先程の自分の意識のあやふやさを不思議に感じた。

何故自分の部屋がわからなかったのか理由が思いつかなかった。

しかし夢のことはかすかに覚えていた。


「おっはよー!」


晶が居間に入っていきながら明るく挨拶すると家族全員揃っていて、

みなそれぞれにこやかに挨拶を返してくる。


晶は家族と色々な話をするタイプだ。

以前学生の悩みフォーラムに参加したことがあるが、

家族に秘密を持つ学生が多いことに晶は驚かされた。


晶は家族に色々な話をする、

そう、タモンに対する自分でもよくわからない感情のことまで。

その話が男親たちの心の琴線にビンビンと響くことなど知らずに。


そして今朝も晶は明々白々と自分が今朝ぼんやりしたことや、

夢で誰かに掬い上げられ【抱きかかえられた】ことを話し出す。


「あ、アキラ、

 その、アキラを、抱きしめてたやつ、は誰なんだ?」


何故か具合が悪そうに問い掛けてくる父を晶は心配そうに見詰める。


「パパ、どしたの?

 体調悪いの?

 はやく健康診断してみたほうがいいよ。

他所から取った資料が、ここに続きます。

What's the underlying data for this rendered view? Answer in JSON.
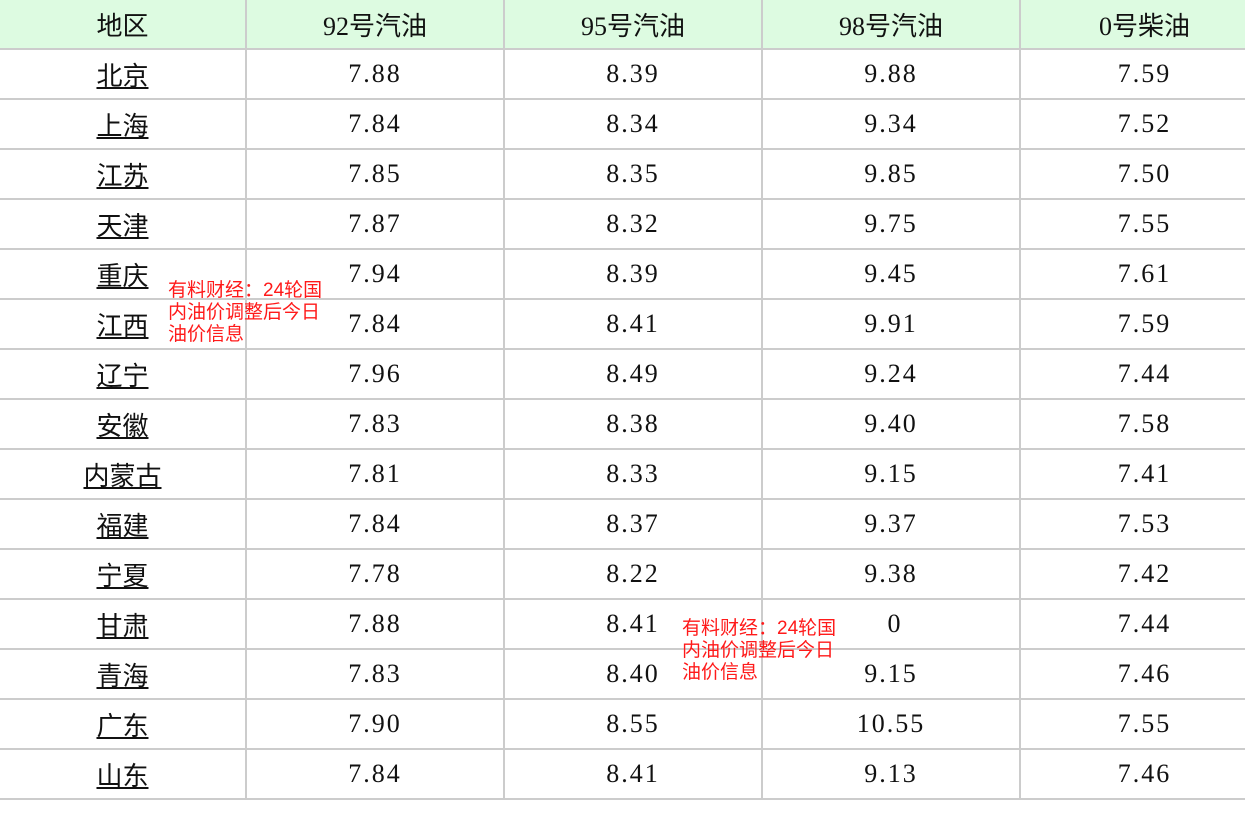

」


「んーん、ありがとな、アキラ。

 すぐ受けるよ。

 その前にその夢の話もっと聞かせてくれるか?」


「おぉ、じぃじも聞きたいぞ。

 そのガ・・・こぞぅ・・・少年の話をな。」


父と祖父の様子がいつもと違うように晶は感じたが、

母と祖母が何も言わないので普通に接することにした。


「少年?夢には人間は出なかったよー?

 猫とー、アキがフクロウでぇ、

 あれ?あと誰かいたかな?」


「もう夢の話はいいでしょ?

 アキラ、もっと楽しい話をしよ?

 あ、今日もママと授業受けちゃう?」


「ふひひー、

 じゃあロボット操作の授業一緒に受ける?

 バトルしちゃう?」


晶は夢の話をやめ、母と楽しげに話し始める。

父と祖父は不満げだが祖母に睨まれ黙って朝食を食べている。

晶は父たちが話に乗ってこないのを少し物足りなく感じたが、

もともと細かいことは気にしない性質たちだったのですぐに忘れた。


家族の前で【SR】で勝利した際の小躍りする様を披露したのち、

自室に戻り電子生命の奪い合いを行うべくポッドにその身を沈ませた。